“O que está acontecendo?
O mundo está ao contrário e ninguém reparou
O que está acontecendo?
Eu estava em paz quando você chegou…”
O trecho acima da música Relicário, do cantor e compositor Nando Reis, pode muito bem descrever o fenômeno populista que vem ocupando o mundo político moderno. Populismo é quando um governante utiliza-se de uma linguagem simples e popular, abusa da propaganda pessoal, afirma não ser igual aos outros políticos e toma medidas autoritárias.
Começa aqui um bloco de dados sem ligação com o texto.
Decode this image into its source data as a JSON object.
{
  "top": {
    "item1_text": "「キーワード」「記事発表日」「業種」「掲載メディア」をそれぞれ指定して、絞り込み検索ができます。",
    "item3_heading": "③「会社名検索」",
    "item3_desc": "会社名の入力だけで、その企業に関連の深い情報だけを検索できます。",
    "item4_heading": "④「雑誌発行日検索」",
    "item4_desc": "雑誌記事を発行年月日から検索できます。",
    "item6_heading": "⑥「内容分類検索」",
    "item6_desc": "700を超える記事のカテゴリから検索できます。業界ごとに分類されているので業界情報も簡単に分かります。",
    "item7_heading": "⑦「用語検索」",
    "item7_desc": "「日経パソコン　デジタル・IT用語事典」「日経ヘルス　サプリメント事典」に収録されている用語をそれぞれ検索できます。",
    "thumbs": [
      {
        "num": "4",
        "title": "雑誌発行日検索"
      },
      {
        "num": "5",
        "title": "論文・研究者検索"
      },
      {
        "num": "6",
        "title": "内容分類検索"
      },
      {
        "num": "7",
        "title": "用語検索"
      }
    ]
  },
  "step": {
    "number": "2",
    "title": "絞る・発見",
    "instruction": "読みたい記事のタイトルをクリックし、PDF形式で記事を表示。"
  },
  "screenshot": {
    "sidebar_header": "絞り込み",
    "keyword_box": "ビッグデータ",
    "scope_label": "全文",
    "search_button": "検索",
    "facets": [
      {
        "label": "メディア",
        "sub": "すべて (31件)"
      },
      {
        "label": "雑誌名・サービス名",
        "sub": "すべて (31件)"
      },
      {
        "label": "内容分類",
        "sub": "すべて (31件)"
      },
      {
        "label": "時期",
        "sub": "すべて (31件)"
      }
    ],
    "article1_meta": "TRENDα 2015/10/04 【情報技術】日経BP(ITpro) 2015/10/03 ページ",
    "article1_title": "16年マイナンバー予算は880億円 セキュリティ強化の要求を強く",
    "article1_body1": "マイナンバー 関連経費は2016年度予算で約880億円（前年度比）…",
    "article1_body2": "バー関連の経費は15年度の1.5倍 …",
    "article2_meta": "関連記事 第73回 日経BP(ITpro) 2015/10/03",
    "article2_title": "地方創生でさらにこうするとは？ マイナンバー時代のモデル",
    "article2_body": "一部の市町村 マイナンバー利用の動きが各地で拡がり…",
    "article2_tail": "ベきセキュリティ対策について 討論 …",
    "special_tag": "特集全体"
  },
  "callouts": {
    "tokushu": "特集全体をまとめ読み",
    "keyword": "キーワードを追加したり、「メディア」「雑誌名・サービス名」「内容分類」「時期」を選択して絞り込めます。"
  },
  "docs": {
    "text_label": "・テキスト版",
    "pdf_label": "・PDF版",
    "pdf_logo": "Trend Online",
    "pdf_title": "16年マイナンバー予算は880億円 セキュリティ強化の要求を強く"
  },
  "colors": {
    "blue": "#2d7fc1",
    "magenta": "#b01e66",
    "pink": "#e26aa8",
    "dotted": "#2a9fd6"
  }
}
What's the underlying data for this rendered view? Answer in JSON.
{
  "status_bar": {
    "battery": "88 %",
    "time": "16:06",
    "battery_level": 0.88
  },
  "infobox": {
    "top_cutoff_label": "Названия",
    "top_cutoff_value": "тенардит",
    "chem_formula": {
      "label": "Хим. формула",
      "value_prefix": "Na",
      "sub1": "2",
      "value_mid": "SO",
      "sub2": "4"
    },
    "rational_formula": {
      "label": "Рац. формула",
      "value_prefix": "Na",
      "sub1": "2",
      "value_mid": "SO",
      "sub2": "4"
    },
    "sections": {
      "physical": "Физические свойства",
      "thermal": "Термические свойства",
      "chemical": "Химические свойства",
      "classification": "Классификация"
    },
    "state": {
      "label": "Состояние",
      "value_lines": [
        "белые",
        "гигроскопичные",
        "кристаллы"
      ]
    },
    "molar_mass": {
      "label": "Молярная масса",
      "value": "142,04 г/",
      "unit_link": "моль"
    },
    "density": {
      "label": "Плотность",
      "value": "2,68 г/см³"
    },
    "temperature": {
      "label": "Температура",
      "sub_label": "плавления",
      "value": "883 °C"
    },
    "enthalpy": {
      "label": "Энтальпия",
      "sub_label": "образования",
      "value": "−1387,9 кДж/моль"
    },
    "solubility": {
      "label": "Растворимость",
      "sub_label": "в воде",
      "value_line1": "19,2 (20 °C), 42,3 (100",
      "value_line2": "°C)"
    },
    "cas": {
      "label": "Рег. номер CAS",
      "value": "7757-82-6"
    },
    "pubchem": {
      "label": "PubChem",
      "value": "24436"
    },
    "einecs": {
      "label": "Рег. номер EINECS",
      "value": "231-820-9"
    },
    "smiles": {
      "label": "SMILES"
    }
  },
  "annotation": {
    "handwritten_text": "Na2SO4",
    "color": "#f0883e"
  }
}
E com a conquista do poder em vários países da Europa e agora nos Estados Unidos, o avanço do populismo, de direita e de esquerda, ameaça levar o mundo para uma era de incertezas. Um exemplo foi a vitória na eleição presidencial dos EUA, do candidato republicano Donald Trump, político que fez o mundo enxergar de fato como é essa forma de governar. Trump, um líder sem experiência política, insultou mulheres, negros, muçulmanos e hispânicos, provocou ódio durante sua campanha e prometeu tornar a “América grande novamente”.
Avanço
Há várias causas para essa vertente populista global, que tem relação com a crise econômica que se iniciou em 2008, e da onda de refugiados no planeta, associada ao terrorismo de grupos islâmicos. Após oito anos de crise, cresceu entre suas populações a percepção de resposta ineficaz dos governos em alguns países.
O desemprego segue alto em boa parte da União Europeia. Nos EUA, os salários não crescem e a classe média empobreceu. Segundo especialistas políticos, há a percepção de que governos e partidos locais deixaram de servir ao cidadão comum e foram tomados pela ganância financeira. Daí a rejeição aos partidos tradicionais e o avanço de novas legendas e candidatos.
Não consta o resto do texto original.